I am trying to follow your interest post “Fitting Generalized Regression Neural Network with Python.” How can I obtain the csdata.txt file? I have googled around without success.

Many thanks in advance,

I’m your biggest fan. Thank you for the monotonic function on SMBinning, i’ve been using R, and my limits are still at inputting categorical variables rather than my preferred continuous variables (as explanatory variables).
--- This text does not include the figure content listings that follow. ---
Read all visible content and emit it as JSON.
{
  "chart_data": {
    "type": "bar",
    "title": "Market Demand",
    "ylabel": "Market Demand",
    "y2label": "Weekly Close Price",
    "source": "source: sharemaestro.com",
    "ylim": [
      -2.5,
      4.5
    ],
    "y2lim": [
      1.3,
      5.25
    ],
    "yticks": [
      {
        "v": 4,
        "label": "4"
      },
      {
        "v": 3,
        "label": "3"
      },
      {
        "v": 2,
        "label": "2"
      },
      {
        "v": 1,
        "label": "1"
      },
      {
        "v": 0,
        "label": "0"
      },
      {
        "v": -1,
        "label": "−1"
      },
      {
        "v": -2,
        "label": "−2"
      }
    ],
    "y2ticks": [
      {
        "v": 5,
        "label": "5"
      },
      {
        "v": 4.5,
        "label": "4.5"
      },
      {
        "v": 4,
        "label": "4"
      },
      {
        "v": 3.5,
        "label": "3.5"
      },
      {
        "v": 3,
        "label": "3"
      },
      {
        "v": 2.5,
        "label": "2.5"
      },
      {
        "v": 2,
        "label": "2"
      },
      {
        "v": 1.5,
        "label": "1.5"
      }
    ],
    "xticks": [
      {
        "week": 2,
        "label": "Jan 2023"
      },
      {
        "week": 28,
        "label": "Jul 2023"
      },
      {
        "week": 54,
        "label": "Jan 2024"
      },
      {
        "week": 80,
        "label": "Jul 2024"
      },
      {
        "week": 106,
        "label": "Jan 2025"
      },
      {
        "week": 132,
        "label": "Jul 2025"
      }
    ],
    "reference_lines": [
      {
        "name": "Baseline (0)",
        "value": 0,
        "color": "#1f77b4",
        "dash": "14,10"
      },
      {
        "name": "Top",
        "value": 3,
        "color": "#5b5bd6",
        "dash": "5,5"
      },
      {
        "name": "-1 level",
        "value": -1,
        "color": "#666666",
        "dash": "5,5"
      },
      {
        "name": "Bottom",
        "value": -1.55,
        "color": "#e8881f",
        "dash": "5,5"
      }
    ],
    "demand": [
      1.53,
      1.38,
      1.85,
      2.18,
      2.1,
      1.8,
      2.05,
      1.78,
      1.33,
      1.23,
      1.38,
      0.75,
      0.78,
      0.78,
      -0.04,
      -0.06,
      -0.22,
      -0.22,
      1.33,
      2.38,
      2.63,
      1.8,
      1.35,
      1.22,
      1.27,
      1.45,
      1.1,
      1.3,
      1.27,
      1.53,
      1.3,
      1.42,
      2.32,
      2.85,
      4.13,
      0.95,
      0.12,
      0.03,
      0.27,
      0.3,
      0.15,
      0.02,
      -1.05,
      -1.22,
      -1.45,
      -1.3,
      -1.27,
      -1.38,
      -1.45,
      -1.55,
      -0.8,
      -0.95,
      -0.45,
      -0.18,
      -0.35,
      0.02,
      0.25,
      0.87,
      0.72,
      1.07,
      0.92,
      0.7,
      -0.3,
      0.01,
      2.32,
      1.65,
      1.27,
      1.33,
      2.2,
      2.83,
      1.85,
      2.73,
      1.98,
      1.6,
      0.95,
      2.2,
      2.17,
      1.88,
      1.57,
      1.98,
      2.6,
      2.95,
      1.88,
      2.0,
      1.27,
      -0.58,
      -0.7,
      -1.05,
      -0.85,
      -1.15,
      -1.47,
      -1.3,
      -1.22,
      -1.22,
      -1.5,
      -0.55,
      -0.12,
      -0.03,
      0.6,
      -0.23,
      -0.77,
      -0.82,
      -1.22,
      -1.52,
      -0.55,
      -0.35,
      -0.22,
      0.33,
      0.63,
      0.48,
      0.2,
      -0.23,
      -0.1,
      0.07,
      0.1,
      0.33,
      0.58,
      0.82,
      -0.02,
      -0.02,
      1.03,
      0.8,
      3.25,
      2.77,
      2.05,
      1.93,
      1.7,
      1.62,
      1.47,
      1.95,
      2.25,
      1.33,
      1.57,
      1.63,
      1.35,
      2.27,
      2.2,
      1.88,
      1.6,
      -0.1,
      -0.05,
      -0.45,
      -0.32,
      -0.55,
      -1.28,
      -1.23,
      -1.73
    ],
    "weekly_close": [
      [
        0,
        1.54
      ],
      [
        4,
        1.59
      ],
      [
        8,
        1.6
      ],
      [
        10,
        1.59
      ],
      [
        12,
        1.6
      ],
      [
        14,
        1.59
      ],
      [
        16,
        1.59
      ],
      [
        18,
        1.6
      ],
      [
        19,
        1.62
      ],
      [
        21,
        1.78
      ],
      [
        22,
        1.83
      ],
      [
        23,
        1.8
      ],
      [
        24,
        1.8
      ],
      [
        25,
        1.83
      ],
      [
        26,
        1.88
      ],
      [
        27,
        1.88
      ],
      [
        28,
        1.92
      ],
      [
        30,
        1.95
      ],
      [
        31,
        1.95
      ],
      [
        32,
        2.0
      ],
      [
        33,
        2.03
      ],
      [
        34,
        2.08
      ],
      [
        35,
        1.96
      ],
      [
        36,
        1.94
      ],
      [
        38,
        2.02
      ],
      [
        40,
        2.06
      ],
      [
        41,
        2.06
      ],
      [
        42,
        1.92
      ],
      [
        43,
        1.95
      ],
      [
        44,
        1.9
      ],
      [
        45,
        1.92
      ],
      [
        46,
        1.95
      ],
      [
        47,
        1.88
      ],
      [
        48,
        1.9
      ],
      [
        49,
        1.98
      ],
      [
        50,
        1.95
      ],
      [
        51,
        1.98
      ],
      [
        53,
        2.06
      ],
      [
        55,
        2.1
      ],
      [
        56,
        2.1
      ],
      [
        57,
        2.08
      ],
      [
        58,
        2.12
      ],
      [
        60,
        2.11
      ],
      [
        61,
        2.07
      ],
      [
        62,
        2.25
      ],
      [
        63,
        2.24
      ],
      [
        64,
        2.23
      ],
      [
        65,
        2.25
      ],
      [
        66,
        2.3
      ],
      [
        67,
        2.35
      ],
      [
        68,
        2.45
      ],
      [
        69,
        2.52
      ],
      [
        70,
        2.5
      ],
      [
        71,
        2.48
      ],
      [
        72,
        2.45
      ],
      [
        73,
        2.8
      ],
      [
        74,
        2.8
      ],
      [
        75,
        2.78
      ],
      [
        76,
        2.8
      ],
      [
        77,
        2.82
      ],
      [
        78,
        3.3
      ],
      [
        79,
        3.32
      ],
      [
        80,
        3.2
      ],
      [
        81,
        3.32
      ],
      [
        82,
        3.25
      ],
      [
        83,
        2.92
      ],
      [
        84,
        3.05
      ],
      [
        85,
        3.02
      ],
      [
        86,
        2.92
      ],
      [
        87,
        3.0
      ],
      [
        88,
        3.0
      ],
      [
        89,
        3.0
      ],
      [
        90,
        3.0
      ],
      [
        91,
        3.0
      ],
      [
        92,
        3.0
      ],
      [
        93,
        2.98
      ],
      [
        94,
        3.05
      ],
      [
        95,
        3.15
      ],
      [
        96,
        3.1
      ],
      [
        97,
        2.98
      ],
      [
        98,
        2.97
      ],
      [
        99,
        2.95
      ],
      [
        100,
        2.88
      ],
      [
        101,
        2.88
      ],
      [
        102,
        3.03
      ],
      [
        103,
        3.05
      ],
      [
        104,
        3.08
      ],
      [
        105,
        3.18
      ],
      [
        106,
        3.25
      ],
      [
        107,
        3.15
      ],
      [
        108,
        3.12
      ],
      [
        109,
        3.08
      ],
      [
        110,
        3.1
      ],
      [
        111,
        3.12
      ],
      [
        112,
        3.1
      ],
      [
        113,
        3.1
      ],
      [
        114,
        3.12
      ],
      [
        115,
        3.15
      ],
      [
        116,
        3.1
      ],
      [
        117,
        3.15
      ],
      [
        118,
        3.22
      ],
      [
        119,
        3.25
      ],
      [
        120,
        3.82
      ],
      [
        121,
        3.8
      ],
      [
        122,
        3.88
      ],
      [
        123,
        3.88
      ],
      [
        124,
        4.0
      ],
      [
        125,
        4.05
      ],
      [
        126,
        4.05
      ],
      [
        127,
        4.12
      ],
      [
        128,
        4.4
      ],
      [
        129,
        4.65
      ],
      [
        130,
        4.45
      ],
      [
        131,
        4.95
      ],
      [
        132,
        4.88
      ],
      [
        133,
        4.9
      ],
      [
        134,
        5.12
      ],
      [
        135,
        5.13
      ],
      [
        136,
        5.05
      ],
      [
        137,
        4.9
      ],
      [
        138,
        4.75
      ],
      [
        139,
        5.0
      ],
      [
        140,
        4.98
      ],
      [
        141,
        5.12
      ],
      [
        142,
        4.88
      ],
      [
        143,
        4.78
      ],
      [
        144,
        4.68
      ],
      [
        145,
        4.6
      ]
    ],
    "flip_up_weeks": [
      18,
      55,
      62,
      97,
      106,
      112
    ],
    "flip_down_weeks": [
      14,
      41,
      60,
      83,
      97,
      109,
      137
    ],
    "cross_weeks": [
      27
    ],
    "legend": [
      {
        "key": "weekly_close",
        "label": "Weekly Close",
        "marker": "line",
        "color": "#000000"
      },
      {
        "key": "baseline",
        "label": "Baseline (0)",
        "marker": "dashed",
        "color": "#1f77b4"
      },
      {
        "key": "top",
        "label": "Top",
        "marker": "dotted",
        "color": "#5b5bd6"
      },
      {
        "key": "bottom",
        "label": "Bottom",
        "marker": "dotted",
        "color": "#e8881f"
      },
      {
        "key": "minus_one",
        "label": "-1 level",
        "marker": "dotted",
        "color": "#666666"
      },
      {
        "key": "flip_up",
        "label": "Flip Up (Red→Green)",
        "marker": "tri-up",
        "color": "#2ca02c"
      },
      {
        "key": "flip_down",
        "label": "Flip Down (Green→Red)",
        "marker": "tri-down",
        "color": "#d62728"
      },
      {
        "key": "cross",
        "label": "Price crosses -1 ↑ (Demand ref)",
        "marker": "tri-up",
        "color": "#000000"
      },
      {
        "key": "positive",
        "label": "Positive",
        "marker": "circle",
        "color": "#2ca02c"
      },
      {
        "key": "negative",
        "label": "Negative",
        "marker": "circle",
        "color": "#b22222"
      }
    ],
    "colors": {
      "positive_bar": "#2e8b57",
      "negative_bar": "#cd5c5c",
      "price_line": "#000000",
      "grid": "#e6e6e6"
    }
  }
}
I’m struggling with transforming the binned variables into WoE numeric variables. Please help!

Is every one supposed to know how to get the file credit_count.txt.

I stumbled upon this website in search of keras example (which I found).

Is this the file, http://pages.stern.nyu.edu/~wgreene/Text/econometricanalysis.htm

Hello Mr. Liu,

You have a great blog! I have a quick question: Are expected loss models (mentioned in the link below) used to assess credit risk in consumer lending (for individuals, mostly unsecured) portfolio, usually for a term of 12-36 months?

https://statcompute.wordpress.com/2012/03/06/modeling-practices-of-loss-forecasting-for-consumer-banking-portfolio/

It should really depend on the charge-off practice with your organization. To my mind, 12-month might be too long for the unsecured consumer product.

Thank you, for the response.

The approval rates for this sector – unsecured consumer loans, mostly low income – is pretty low and historically, the default rates have also been very low. Usually, the term has been from 12-36 months. I am exploring ways to assess and manage risk of such portfolios. Do you have any suggestions?

Thanks!

Hi WenSui

Similar request for the monotonic binning code in Python. I am eager to replicate results on your Accepts.csv data – any chance you could please supply it?

It would be a great help to understanding the code and properly applying to my data

thanks

Hell Mr.Liu

Where can I download credit_count.txt dataset?

http://pages.stern.nyu.edu/~wgreene/Text/econometricanalysis.htm

I read with interest your paper on the estimation of count models in SAS. I have a question on the way the figures comparing predicted and observed count were produced. Did you compute for each observation the predicted count that you surround to compare with the distribution of the observed count, or did you rather compute for each observation the probabilities of a count of k (for k=0 to 8 in your example) than you compare with the observed distribution (as for example in Scott and Feese (Regression Models for Categorical Dep. Variables Using Stata).

If this last option is preferred, would it possible to provide some guidance to perform it in SAS?

Many thanks

Thanks for reading my blog.

To answer your question, I calculated the probability of each count outcome for each case and then aggregated.

Curious about how to build “Expected Losses Models”. Still a green hand on modeling loss

Which libraries have been used for the contribution titled “GRNN vs. GAM”?

For GAM, I used the GAM library by Professor Hastie. For GRNN, I used the YAGeR package developed by myself (https://github.com/statcompute/yager).

What is your email? Let me take a look before getting back to you. Thanks for testing my code.